In this example, we can see a network of three layers. We have four input features in the input layer, then we have the hidden layer of three neurons, and finally, we have the output layer with just one neuron. Let’s take a closer look at the hidden layer and its computations.
As you can see this hidden layer inputs four numbers and these four numbers are inputs to each of three neurons. Each of these three neurons is just implementing a logistic regression function.
So, computing an output of a Neural Network is like computing an output in Logistic Regression, but repeating it multiple times.
The first node in the hidden layer has two parameters, \(w \) and \(b \).
To denote that this is the first hidden unit, we are going to subscript these parameters as \(w_{1} \) and \(b_{1} \). This unit will output some activation value \(a_{1} \). Here, we can also see the \(z \) value where \(g(z) \) is the familiar logistic function. Now, we will calculate the output value for each of the three units using the same equations.
After computing the outputs of the hidden layer we will get the vector of three activation values. Then this vector becomes the input to the next layer. In this example, this is the output layer of this neural network.
Because the output layer has just a single neuron, all it does is it computes \(a_{2} \). This output is just a scalar, is a single number rather than a vector of numbers. Once the neural network has computed \(a_{2} \), there’s one final optional step that you can choose to implement or not, and that is a binary prediction. You can take the number that we computed, and set the threshold at 0.5. If the number is greater than 0.5, you can predict that prediction \(\hat{y}=1 \). On the other hand, if it is less than 0.5, then you can predict that \(\hat{y}=o \).
So that’s how a neural network works. Every layer inputs a vector of numbers and applies a bunch of logistic regression units to it. After that, it computes another vector of numbers that then gets passed from layer to layer until we get to the final output which is the prediction of the neural network. Then we can set the threshold at 0.5 to come up with the final prediction.

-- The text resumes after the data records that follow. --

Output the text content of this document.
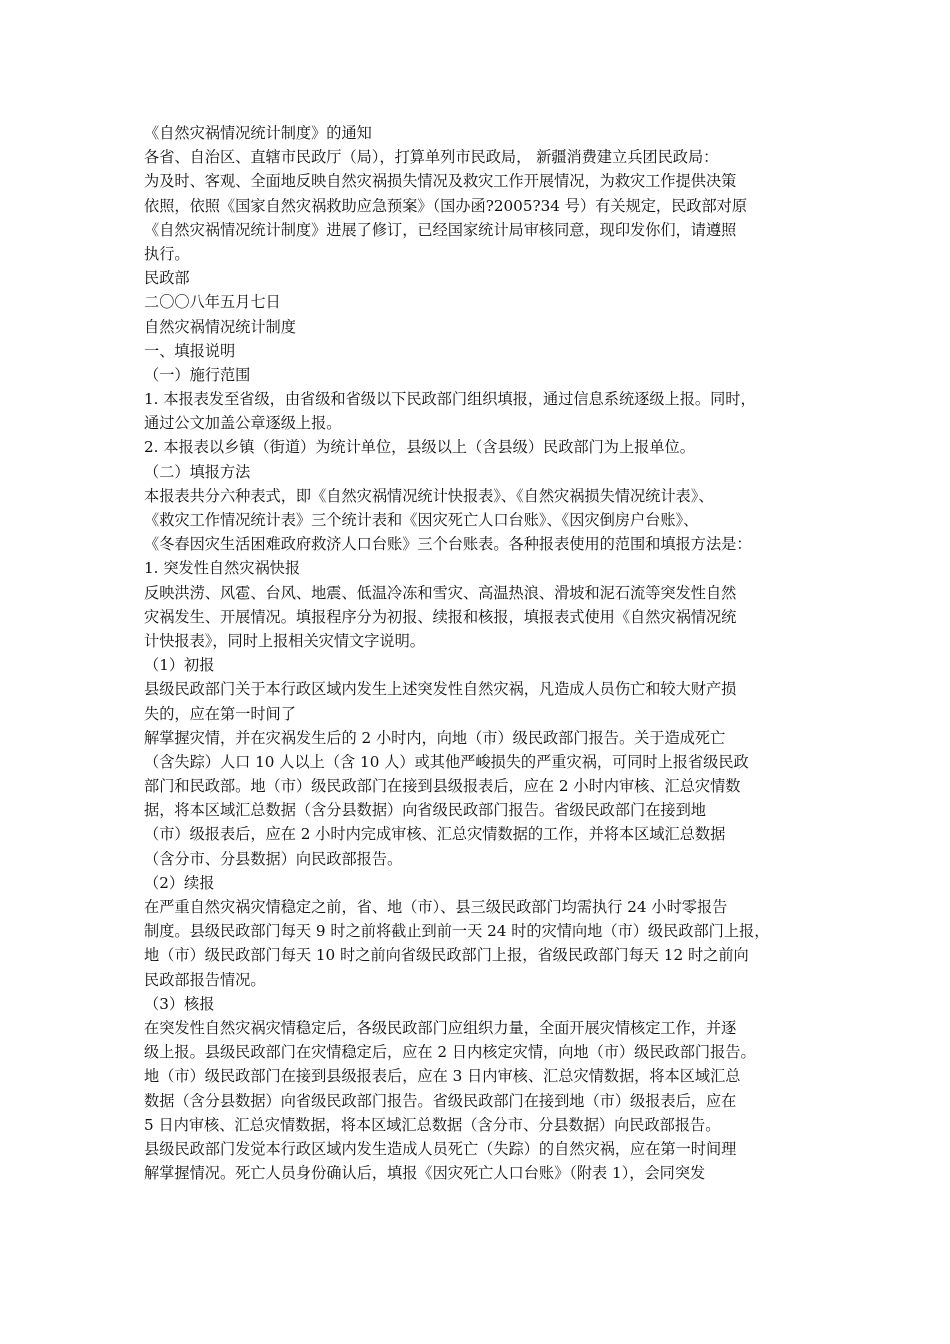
《自然灾祸情况统计制度》的通知
各省、自治区、直辖市民政厅（局），打算单列市民政局， 新疆消费建立兵团民政局：
为及时、客观、全面地反映自然灾祸损失情况及救灾工作开展情况，为救灾工作提供决策
依照，依照《国家自然灾祸救助应急预案》（国办函?2005?34 号）有关规定，民政部对原
《自然灾祸情况统计制度》进展了修订，已经国家统计局审核同意，现印发你们，请遵照
执行。
民政部
二〇〇八年五月七日
自然灾祸情况统计制度
一、填报说明
（一）施行范围
1. 本报表发至省级，由省级和省级以下民政部门组织填报，通过信息系统逐级上报。同时，
通过公文加盖公章逐级上报。
2. 本报表以乡镇（街道）为统计单位，县级以上（含县级）民政部门为上报单位。
（二）填报方法
本报表共分六种表式，即《自然灾祸情况统计快报表》、《自然灾祸损失情况统计表》、
《救灾工作情况统计表》三个统计表和《因灾死亡人口台账》、《因灾倒房户台账》、
《冬春因灾生活困难政府救济人口台账》三个台账表。各种报表使用的范围和填报方法是：
1. 突发性自然灾祸快报
反映洪涝、风雹、台风、地震、低温冷冻和雪灾、高温热浪、滑坡和泥石流等突发性自然
灾祸发生、开展情况。填报程序分为初报、续报和核报，填报表式使用《自然灾祸情况统
计快报表》，同时上报相关灾情文字说明。
（1）初报
县级民政部门关于本行政区域内发生上述突发性自然灾祸，凡造成人员伤亡和较大财产损
失的，应在第一时间了
解掌握灾情，并在灾祸发生后的 2 小时内，向地（市）级民政部门报告。关于造成死亡
（含失踪）人口 10 人以上（含 10 人）或其他严峻损失的严重灾祸，可同时上报省级民政
部门和民政部。地（市）级民政部门在接到县级报表后，应在 2 小时内审核、汇总灾情数
据，将本区域汇总数据（含分县数据）向省级民政部门报告。省级民政部门在接到地
（市）级报表后，应在 2 小时内完成审核、汇总灾情数据的工作，并将本区域汇总数据
（含分市、分县数据）向民政部报告。
（2）续报
在严重自然灾祸灾情稳定之前，省、地（市）、县三级民政部门均需执行 24 小时零报告
制度。县级民政部门每天 9 时之前将截止到前一天 24 时的灾情向地（市）级民政部门上报，
地（市）级民政部门每天 10 时之前向省级民政部门上报，省级民政部门每天 12 时之前向
民政部报告情况。
（3）核报
在突发性自然灾祸灾情稳定后，各级民政部门应组织力量，全面开展灾情核定工作，并逐
级上报。县级民政部门在灾情稳定后，应在 2 日内核定灾情，向地（市）级民政部门报告。
地（市）级民政部门在接到县级报表后，应在 3 日内审核、汇总灾情数据，将本区域汇总
数据（含分县数据）向省级民政部门报告。省级民政部门在接到地（市）级报表后，应在
5 日内审核、汇总灾情数据，将本区域汇总数据（含分市、分县数据）向民政部报告。
县级民政部门发觉本行政区域内发生造成人员死亡（失踪）的自然灾祸，应在第一时间理
解掌握情况。死亡人员身份确认后，填报《因灾死亡人口台账》（附表 1），会同突发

So, you learned how to compute the activations of any layer given the activations of the previous layer. Now, let’s see how we can get a neural network to make predictions.
2. Making predictions – Forward propagation
Let’s take what we’ve learned and put it together into an algorithm to let your neural network make inferences or make predictions. This will be an algorithm called forward propagation.
Here we are going to use an example of handwritten digit recognition. For simplicity, we are just going to distinguish between the handwritten digits – zero and one. So it’s just a binary classification problem where we’re going to input an image and classify this image into two classes – the digit zero and the digit one.
For this example, we will use a \(8\times8 \) pixels image. As you can see in the following illustration, this image is a matrix of 64-pixel intensity values where 255 denotes a bright white pixel and zero would denote a black pixel. Given these 64 input features, we’re going to use the neural network with two hidden layers, where the first hidden layer has 25 neurons and the second hidden layer has 15 neurons. Finally, the output layer consists of only a single neuron. So let’s step through the sequence of computations that we need to make to go from the input image \(\vec{x} \), to the predicted probability \(a_{3} \).
The first computation goes from \(\vec{x} \) to \(a_{1} \), and it carries out the following computation:
$$ \vec{a}^{[1]} = \begin{bmatrix}g(\vec{w}_{1}^{[1]} \vec{x} + b_{1}^{[1]}) \\\vdots \\g(\vec{w}_{25}^{[1]} \vec{x} + b_{25}^{[1]})\end{bmatrix} $$
Here, a superscript square bracket denotes the layer. Also, notice that this matrix has 25rows because this hidden layer has 25 units.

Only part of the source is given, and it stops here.